Secondo Mauro Collina, esponente Prc e anima del ’77, piazza Verdi è merce di scambio dal 1984. “Da decenni un balletto di responsabilità e oggi Merola usa la situazione per fare le scarpe alle presidente del Quartiere”. E sul ‘clima da ’77’ sbotta: “Tacciano, non esistono più”.

Scontri di Piazza Verdi: il commento di uno dei ragazzi del 1977

Sembra un tutti contro tutti la questione nata attorno a piazza Verdi. Dopo gli scontri tra Cua e forze dell’ordine dei giorni scorsi, nati in seguito ad un’assemblea considerata rumorosa, dopo il pugno di ferro evocato dal sindaco Virginio Merola, oggi il prefetto Angelo Tranfaglia tira il freno sulla repressione e sottolinea come l’uso della forza debba essere considerata l’extrema ratio in caso di atti violenti, come di certo un’assemblea con un megafono non è. Uno stop al sindaco, quindi, che è costato a Tranfaglia anche un feroce attacco da parte del Pdl, che ne chiede le dimissioni.

Sul tema è intervenuto ai nostri microfoni Mauro Collina, esponente del Prc e anima del ’77, che per prima cosa osserva come la situazione creatasi nella piazza universitaria non sia nuova. “È dal 1984 che piazza Verdi è una merce di scambio – afferma Collina – da quando si volle pulirla da quelli che allora erano i tossicodipendenti, per costruire un grande ghetto”. Non si sorprende, quindi, che continui a tanti anni di distanza “il balletto delle responsabilità”.
Nella partita, l’esponente di Rifondazione apprezza le parole del rettore Ivano Dionigi, che in questa occasione ha invitato al dialogo, la reazione degli studenti e si dice dispiaciuto che a farne le spese siano gli agenti delle forze dell’ordine.

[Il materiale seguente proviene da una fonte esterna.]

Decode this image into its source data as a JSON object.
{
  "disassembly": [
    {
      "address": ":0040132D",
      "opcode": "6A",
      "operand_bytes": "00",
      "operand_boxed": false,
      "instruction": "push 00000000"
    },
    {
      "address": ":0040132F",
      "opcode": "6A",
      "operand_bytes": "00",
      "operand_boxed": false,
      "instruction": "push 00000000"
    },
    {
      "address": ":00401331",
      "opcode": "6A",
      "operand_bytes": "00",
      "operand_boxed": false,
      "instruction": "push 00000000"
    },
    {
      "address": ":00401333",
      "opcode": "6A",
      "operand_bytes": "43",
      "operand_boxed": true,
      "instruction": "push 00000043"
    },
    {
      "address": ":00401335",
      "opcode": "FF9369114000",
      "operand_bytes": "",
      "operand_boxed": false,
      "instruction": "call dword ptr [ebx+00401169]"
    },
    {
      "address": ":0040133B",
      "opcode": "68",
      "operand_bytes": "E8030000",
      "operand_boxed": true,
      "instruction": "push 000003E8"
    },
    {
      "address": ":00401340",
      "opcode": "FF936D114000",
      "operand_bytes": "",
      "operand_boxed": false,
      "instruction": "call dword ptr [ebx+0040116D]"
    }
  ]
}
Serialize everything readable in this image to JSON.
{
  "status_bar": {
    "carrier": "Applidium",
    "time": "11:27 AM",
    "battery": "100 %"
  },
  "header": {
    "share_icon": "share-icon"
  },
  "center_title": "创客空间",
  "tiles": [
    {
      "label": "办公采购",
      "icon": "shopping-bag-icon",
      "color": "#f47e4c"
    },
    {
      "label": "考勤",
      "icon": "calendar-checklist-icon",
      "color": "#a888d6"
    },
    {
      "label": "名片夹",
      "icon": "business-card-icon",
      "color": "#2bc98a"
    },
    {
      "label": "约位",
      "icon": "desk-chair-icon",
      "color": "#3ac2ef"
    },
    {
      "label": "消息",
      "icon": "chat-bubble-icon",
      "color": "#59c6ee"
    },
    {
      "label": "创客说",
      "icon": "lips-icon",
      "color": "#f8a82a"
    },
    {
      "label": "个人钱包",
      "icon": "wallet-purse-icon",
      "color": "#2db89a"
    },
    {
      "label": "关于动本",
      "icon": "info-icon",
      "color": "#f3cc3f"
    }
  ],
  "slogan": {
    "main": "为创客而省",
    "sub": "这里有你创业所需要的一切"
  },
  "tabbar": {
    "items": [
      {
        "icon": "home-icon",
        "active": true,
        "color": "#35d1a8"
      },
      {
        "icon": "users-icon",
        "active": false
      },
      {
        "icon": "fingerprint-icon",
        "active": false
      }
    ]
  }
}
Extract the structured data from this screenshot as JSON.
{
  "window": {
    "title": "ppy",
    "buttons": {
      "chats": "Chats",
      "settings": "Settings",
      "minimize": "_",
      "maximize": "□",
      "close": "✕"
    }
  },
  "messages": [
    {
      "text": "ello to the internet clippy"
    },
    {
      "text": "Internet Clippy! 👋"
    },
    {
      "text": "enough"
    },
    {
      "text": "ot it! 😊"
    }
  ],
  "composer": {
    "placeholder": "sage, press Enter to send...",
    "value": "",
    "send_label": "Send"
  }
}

“Non siamo in Cile o in Argentina – osserva Collina – è impensabile che non si possa tenere un’assemblea con un megafono”.
Poi arriva l’attacco diretto al sindaco Virginio Merola, colpevole di utilizzare piazza Verdi “per fare le scarpe alla presidente del Quartiere Milena Naldi”. “I conti se li facciano in altre sedi”, tuona.
Ai comitati dei residenti, inoltre, rivolge un appello: “Hanno ragione a voler dormire e restare tranquilli, ma devono smetterla di stare sul piede di guerra ed accettare che quello spazio venga rivisto”.

Quando gli si ricorda che qualcuno ha evocato un “clima da ’77”, Collina, che ha vissuto da protagonista quegli anni, sbotta. “Magari! Quel partito che ci cacciava con i mezzi corazzati da piazza Verdi dopo l’assassinio di Francesco Lorusso ha perso. Oggi è un partito spappolato che il 1 maggio, per la prima volta nella sua storia, ha chiuso un gazebo ed è scappato da piazza Maggiore. Che tacciano, hanno perso anche un referendum!”.
Poi, per spiegare meglio il suo ragionamento, l’attivista del ’77 spiega: “Il ’77 non era altro che una forma di giusta e legittima ribellione dopo l’assassionio di un ragazzo di 24 anni l’11 marzo”. Prima di quel giorno, racconta il militante, il movimento stava vincendo dentro l’università, attraverso ordini del giorno approvati democraticamente.